Grupos atuarão por até 90 dias em ações sobre medicamentos agonistas do receptor GLP-1.

16/04/2026 às 22:59
Por: Redação

A Agência Nacional de Vigilância Sanitária (Anvisa) oficializou nesta quinta-feira, dia 16, a criação de dois grupos de trabalho com o propósito de apoiar ações voltadas ao controle sanitário e de promover a proteção dos pacientes que utilizam medicamentos agonistas do receptor GLP-1, conhecidos popularmente como canetas emagrecedoras.

 

O primeiro grupo foi estabelecido por meio da Portaria 488/2026 e contará com representantes do Conselho Federal de Farmácia (CFF), do Conselho Federal de Medicina (CFM) e do Conselho Federal de Odontologia (CFO).

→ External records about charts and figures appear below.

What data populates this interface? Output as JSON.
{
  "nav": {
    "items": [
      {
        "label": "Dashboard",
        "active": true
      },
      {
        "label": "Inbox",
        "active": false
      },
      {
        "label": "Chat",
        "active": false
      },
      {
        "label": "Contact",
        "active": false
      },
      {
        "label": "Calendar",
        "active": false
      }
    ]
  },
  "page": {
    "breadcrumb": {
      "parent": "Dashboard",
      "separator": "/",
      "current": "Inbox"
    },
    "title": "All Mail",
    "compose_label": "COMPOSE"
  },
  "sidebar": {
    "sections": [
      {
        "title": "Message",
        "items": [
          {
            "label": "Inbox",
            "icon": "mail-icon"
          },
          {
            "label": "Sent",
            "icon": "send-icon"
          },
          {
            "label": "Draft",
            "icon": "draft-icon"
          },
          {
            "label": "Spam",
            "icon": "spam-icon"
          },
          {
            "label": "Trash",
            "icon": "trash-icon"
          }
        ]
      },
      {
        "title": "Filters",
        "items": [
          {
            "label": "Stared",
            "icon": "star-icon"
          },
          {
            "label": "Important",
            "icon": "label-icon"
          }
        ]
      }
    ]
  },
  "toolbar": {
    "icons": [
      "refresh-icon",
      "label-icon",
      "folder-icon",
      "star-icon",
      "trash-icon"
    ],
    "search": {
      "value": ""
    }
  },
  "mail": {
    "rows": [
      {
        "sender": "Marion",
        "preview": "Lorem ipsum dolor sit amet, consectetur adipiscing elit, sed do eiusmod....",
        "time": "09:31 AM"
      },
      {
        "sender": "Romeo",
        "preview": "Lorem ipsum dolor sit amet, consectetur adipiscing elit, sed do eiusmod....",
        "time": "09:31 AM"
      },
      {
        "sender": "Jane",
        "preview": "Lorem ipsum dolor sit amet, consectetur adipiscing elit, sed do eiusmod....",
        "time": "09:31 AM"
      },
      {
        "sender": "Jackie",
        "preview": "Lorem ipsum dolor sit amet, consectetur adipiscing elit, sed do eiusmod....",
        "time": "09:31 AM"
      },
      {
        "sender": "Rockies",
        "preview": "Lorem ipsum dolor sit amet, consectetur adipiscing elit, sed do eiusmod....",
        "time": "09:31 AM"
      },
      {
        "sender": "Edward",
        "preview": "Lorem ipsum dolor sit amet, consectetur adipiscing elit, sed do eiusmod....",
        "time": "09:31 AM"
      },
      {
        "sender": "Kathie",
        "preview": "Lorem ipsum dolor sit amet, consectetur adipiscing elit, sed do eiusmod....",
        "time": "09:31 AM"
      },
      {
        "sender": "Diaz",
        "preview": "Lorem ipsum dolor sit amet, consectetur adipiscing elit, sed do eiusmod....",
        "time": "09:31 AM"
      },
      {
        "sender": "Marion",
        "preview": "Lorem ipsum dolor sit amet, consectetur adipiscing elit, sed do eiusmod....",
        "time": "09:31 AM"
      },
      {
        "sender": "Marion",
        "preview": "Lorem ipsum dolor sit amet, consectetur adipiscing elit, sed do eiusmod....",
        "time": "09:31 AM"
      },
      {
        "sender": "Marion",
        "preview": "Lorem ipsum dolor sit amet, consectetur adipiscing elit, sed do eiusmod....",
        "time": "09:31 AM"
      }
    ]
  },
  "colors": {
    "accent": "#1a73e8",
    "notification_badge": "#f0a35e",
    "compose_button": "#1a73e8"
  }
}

Este grupo terá um prazo de atuação de 45 dias, nos quais deverá realizar a análise de dados de farmacovigilância, evidências científicas, informações relacionadas ao uso desses medicamentos e também examinar aspectos regulatórios, sanitários e as práticas de uso racional. Além disso, será responsável por identificar eventuais deficiências na comunicação de riscos aos profissionais de saúde e sugerir estratégias e materiais orientativos.

 

O segundo grupo foi criado conforme a Portaria 489/2026 e terá como missão acompanhar e avaliar a implementação de um plano de ação elaborado pela Anvisa. Este grupo terá 90 dias para executar suas atividades, com reuniões quinzenais e a participação de um titular e um suplente de cada diretoria da agência reguladora. Entre suas atribuições estão o monitoramento dos resultados e indicadores, a formulação de recomendações e ações para aprimoramento e a produção de subsídios técnicos.

 

Cooperação entre entidades e novas medidas

 

Nesta semana, a Anvisa, juntamente com o Conselho Federal de Farmácia, o Conselho Federal de Medicina e o Conselho Federal de Odontologia, firmou uma carta de intenção para promover o uso racional e seguro das canetas emagrecedoras.

 

A iniciativa visa prevenir riscos sanitários decorrentes de produtos irregulares e de práticas inadequadas, buscando resguardar a saúde da população. A proposta das entidades é estabelecer uma atuação conjunta baseada na troca de informações, no alinhamento técnico e na realização de ações educativas voltadas aos profissionais de saúde e ao público em geral.